Last weekend went to the Franklin Park Zoo. The zoo is located near Franklin Park in Boston and is one of my favorite places to photograph. Hope you like the photos.
The Franklin Park Zoo has more than 200 species of animals and is organized into 12 exhibits including the Giraffe Savannah, Kalahari Kingdom, Outback Trial, The Tiger Tales, and Tropical Forest. These exhibits house animals that reflect the name of their exhibit. For example, the Kalahari Kingdom houses African lions.
For this photo shoot took a Canon 1DX Mark II, Canon 500mm f/4L IS II lens (with an internal polarizer filter), Canon 50mm f/1.2L lens, Canon 2x extender III and a Really Right Stuff monopod (to hold the 500mm lens). The 500mm lens was used with a 2x extender so I could get tight shots of the animals. The long lens and wide aperture allowed me to photograph “through the fence” by focusing through an opening in the wire mesh of the fence, as well as helping to “compress” the image for added isolation of the subject. The 500mm lens also had the advantage of getting the animals attention, which I think helped with getting photographs of the animals looking right at me. The 50mm lens was used for photographs of the gorillas in the Tropical Forest exhibit. This is an indoor exhibit with low light, so used the lens at f/2.0 to maximize the balance between getting a sharp photo, a lot of light through the lens, and a wide aperture to isolate the subject.
Arrived at the zoo around 2.30 pm and headed to the Serengeti Crossing which contains zebra’s, ostriches, wildebeest, and water hogs.
Focussed on getting photographs of the zebra’s and had in mind a tight shot of a zebra with its head and body in black and white to emphasize its black stripes.
Then headed over to the Children’s Zoo for photos of the black-tailed prairie dogs. I found it best to photograph these animals from the left-side of the exhibit since you get a clear view without the perspex glass in the way. The prairie dogs are one of my favorite animals and its always fun to watch their playful behavior.
The giraffe savannah was nearby by which has two Masai giraffes on display. For several minutes watched the giraffes so I could get an idea of their behavior and which parts of the enclosure they walked around before taking any photos. This way I had an idea where they would be relative to the light and shadows in the scene.
Next stop was the the Tiger Tales exhibit to see the beautiful Panthera tigris. This is a challenging exhibit to photograph at due to the glass that separates the animals from visitors to the zoo. However, you do get a great line of sight when the tiger sits on the platform in the middle of the exhibit and looks right at you.
On my way over to the Tropical Forest walked by the Outback Trail and noticed a red kangaroo sitting in the shade silhouetted by the mid-afternoon sunlight.

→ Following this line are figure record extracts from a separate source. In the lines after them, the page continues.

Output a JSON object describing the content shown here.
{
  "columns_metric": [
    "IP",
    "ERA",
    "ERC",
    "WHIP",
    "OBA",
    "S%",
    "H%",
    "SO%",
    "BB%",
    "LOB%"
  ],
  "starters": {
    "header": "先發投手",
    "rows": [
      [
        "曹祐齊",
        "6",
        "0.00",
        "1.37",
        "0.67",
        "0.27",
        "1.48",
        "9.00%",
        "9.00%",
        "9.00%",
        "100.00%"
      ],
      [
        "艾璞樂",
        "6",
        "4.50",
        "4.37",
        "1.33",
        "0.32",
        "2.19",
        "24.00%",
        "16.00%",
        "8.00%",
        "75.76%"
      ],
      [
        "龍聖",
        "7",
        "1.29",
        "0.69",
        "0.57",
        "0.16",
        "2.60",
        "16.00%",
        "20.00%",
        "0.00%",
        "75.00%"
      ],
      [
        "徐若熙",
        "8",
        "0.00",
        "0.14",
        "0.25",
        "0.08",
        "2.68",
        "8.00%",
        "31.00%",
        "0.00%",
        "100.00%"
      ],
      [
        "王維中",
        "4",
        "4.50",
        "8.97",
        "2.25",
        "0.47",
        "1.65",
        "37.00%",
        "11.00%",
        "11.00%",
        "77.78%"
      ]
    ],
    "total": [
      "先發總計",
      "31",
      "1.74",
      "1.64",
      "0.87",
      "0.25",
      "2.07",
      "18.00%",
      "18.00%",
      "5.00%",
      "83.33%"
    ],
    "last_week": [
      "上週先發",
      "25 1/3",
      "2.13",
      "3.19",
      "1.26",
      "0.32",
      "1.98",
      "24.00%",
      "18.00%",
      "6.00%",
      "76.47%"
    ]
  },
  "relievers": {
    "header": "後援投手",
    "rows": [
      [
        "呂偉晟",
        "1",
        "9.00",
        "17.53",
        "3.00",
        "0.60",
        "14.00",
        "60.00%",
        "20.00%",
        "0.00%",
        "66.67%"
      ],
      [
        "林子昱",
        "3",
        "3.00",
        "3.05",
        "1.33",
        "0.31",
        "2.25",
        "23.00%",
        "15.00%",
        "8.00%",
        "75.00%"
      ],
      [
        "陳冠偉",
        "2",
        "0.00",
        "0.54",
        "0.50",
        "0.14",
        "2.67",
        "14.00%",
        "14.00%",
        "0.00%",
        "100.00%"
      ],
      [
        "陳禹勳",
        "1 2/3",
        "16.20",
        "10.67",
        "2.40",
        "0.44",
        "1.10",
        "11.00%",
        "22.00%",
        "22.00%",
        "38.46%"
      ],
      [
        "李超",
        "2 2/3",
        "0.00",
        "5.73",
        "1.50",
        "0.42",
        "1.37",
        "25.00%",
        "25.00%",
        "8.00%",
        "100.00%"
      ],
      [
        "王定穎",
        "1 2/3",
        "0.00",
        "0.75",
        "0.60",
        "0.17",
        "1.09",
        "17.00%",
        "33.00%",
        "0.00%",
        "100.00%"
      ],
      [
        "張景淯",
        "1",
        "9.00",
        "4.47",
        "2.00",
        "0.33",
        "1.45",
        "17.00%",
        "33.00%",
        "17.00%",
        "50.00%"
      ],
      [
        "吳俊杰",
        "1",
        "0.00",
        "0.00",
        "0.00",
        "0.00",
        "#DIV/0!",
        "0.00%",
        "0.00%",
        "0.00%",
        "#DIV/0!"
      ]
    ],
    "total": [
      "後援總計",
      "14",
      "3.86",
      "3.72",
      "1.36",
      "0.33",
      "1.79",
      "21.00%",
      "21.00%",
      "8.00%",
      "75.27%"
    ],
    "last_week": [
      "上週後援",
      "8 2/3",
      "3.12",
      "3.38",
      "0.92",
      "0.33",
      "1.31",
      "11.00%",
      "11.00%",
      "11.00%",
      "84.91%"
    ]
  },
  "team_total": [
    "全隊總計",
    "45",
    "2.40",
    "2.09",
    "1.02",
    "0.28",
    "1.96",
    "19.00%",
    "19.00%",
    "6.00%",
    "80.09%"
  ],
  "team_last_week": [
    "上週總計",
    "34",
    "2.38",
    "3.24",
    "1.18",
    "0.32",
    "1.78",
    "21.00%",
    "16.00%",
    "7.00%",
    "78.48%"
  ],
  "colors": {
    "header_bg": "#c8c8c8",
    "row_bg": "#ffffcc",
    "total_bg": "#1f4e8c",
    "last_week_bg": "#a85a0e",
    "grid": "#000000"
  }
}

Upon entering the Tropical Forest exhibit I went over to see the Western lowland gorilla. Here I used the 50 mm lens and pushed the lens with hood right up against the glass to minimize reflections and artifacts caused by the glass lining this exhibit (next time I’ll bring a polarizer to minimize reflections). A lot of the time the gorillas would naturally stay away from the viewing glass, but their was one gorilla who liked to stay near the corner of one of the windows. So I sat on the floor and waited for the gorilla to return to this window, focused on its eye, and took its photograph at f/2.0. Its amazing to think that I was sitting mere feet from the world’s largest living primate, albeit with protective glass separating us.

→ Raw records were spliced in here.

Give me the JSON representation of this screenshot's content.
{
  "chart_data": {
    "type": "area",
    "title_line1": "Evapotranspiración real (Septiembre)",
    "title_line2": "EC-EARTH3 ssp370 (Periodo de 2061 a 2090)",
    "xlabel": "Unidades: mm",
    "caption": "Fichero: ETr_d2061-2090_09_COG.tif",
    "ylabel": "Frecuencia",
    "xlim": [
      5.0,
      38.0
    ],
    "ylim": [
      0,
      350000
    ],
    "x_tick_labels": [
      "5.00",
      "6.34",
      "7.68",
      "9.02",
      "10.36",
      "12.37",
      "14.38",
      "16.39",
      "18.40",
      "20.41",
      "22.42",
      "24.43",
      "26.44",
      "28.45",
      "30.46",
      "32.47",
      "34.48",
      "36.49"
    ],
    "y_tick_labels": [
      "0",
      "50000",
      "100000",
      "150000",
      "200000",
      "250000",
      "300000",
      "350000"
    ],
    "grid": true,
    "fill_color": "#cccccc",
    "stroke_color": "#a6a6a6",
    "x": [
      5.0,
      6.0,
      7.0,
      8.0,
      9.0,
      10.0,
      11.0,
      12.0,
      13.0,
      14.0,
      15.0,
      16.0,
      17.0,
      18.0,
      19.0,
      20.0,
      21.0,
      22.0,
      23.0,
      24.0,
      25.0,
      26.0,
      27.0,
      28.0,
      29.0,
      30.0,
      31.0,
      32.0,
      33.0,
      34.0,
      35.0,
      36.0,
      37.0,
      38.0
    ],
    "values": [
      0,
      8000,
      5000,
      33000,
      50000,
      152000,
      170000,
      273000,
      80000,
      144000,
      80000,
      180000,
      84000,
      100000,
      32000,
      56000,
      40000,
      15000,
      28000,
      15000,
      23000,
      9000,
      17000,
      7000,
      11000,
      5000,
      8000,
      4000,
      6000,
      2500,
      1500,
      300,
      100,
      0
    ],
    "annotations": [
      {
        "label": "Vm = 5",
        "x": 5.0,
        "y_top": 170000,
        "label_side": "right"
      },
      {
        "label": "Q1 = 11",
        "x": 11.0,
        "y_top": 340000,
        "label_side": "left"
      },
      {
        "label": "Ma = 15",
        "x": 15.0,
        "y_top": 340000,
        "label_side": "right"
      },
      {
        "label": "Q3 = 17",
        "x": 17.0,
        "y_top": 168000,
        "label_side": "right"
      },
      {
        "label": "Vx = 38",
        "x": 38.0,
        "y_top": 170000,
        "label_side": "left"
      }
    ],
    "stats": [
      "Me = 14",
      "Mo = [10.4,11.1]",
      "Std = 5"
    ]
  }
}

Around 4.00 pm, the sun was getting lower in the sky, so head out of the Tropical Forest, and saw a beautiful wattled crane bathed in sunlight. Here I used the 500mm lens with the 2x extender and positioned the lens so I could photograph this bird between the large wire mesh of the fence.
Continued on my way to the Kalahari Kingdom to see the “king of the jungle” the African lion. At this time of day (around 5.15 pm), the lions were in the shade to the right of the enclosure. However, I noticed that one of the lions would move its head, and when it did, the sunlight would illuminate its head. So I waited for the lion to move its head and look right at me as the sunlight partially lit its face.
On my way out of the zoo I headed back over to the Children’s Zoo to see the red panda. The red panda was very hard to photograph since it continually moved around the exhibit and would spend little time in one position. I also think the red panda saw my 500mm lens and was naturally afraid of it. I guess it was thinking, “what is that thing”. After a while the red panda got used to me and I also got familiar with its behavior. I noticed that it would regularly climb the bamboo, so waited for this, since it allowed an unobstructed view of its face as it peered through the leaves.
With the zoo closing in a few minutes at 6.00 pm, I packed up my camera gear, and headed home. Had a great afternoon at the Franklin Park Zoo and will be back again. Thanks for taking the time to read this photo blog.